2017 Tax Changes: The Million Dollar Question

Sponsored Content provided by Adam Shay - Director of VCFO Services, Red Bike Advisors

Did you realize the U.S. income tax code has not had a major overhaul since 1986? 

Now that the Affordable Care Act reform effort appears to be behind us, Washington has indicated an area of focus on tax reform.

What will it look like? That is tough to say. 

I’ll do my best to summarize various items that have been discussed.  Keep in mind that you should only make tax planning moves and implement tax strategies around the current tax code, not guess the future. 

Some of the proposals include:

  • A border tax on imports into the United States. This was a high priority item early on, but latest releases and pushes have indicated this will most likely fall by the way side.
  • Business Income Tax Rate Cuts. There have been proposals to lower business tax rates on C corporations and flow through entity income (K1s for S corporations and partnerships) to have their income taxed at 15 percent. This could be a significant tax savings, as the top tax rates currently are around 39 percent.  If the flow-through rate becomes the case, you’re going to see even more of a reason not to be taxed as a sole proprietor. If this change goes through, then in some circumstances it could make sense for people to shift from being an employer to self-employed.
  • Individual Income Tax Rate Cuts. In general, they would like to lower income tax rates across the board. Interestingly enough, President Trump recently indicated he might not be so willing to do so with the highest income levels.
  • Simplify the Tax Code. There have been discussions of simplifying (i.e. eliminating) deductions and credits. Some proposals are to raise the standard deduction and to potentially do away with the mortgage interest deductions and/or charitable contribution deductions.  You can imagine the forces and dollars at stake that will be fighting some of those changes.
  • Immediately Be Able to Expense Capital Assets.  Proposals have been made to allow companies to immediately expense capital asset purchases, such as large machinery, equipment and vehicles. The flip side of this is they may do away with the business interest deduction.
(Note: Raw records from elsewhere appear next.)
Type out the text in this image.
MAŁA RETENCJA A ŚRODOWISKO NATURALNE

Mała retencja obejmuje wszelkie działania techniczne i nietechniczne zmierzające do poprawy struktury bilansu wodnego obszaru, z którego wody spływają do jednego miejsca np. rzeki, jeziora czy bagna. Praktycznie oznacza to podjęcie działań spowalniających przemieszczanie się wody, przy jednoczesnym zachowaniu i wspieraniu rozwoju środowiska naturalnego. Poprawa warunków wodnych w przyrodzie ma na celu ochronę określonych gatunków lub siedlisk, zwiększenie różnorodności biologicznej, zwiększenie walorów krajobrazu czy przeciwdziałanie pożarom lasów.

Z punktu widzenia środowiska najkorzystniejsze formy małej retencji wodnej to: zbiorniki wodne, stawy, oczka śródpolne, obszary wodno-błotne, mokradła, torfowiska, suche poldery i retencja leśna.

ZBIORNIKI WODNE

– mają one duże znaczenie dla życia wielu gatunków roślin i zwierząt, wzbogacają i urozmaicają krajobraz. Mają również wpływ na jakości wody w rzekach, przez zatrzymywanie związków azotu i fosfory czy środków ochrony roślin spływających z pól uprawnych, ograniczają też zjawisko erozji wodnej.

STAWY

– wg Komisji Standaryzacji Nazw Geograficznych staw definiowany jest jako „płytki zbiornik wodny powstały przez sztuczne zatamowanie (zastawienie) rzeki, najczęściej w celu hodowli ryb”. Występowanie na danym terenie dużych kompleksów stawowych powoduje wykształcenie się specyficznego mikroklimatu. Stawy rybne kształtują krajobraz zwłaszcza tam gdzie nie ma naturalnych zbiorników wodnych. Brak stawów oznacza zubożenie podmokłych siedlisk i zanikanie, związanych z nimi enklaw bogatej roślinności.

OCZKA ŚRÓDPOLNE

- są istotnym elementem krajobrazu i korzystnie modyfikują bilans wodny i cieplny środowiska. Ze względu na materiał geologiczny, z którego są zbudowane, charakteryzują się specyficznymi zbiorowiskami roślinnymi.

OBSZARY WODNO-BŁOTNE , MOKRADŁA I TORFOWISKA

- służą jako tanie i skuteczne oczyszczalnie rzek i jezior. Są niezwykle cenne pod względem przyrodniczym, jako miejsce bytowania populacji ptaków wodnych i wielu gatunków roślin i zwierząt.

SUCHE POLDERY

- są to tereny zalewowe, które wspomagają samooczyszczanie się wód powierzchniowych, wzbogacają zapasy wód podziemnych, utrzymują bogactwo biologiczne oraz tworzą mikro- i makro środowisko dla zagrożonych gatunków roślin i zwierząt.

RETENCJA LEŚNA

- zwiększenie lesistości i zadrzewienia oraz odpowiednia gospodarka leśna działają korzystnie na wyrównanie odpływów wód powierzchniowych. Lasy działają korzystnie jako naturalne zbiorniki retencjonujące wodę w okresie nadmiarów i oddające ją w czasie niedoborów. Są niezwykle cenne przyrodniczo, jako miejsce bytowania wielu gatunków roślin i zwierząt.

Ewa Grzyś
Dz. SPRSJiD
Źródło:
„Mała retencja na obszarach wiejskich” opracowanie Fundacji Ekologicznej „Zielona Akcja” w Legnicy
There will be some challenges related to implementing tax changes. As you know, there have been challenges in Washington of arriving to consensus. Will all the necessary parties get on the same page? 

In addition, the tax proposals - along with the proposed budget - will most likely need to be revenue neutral. Technically a budget doesn’t have to be, but it is a much more difficult process if it is not, and would stray from core principals of not increasing the deficits.

My goal today was to update you on potential tax law changes. If you have any questions, concerns or feedback, please feel free to reach out to me.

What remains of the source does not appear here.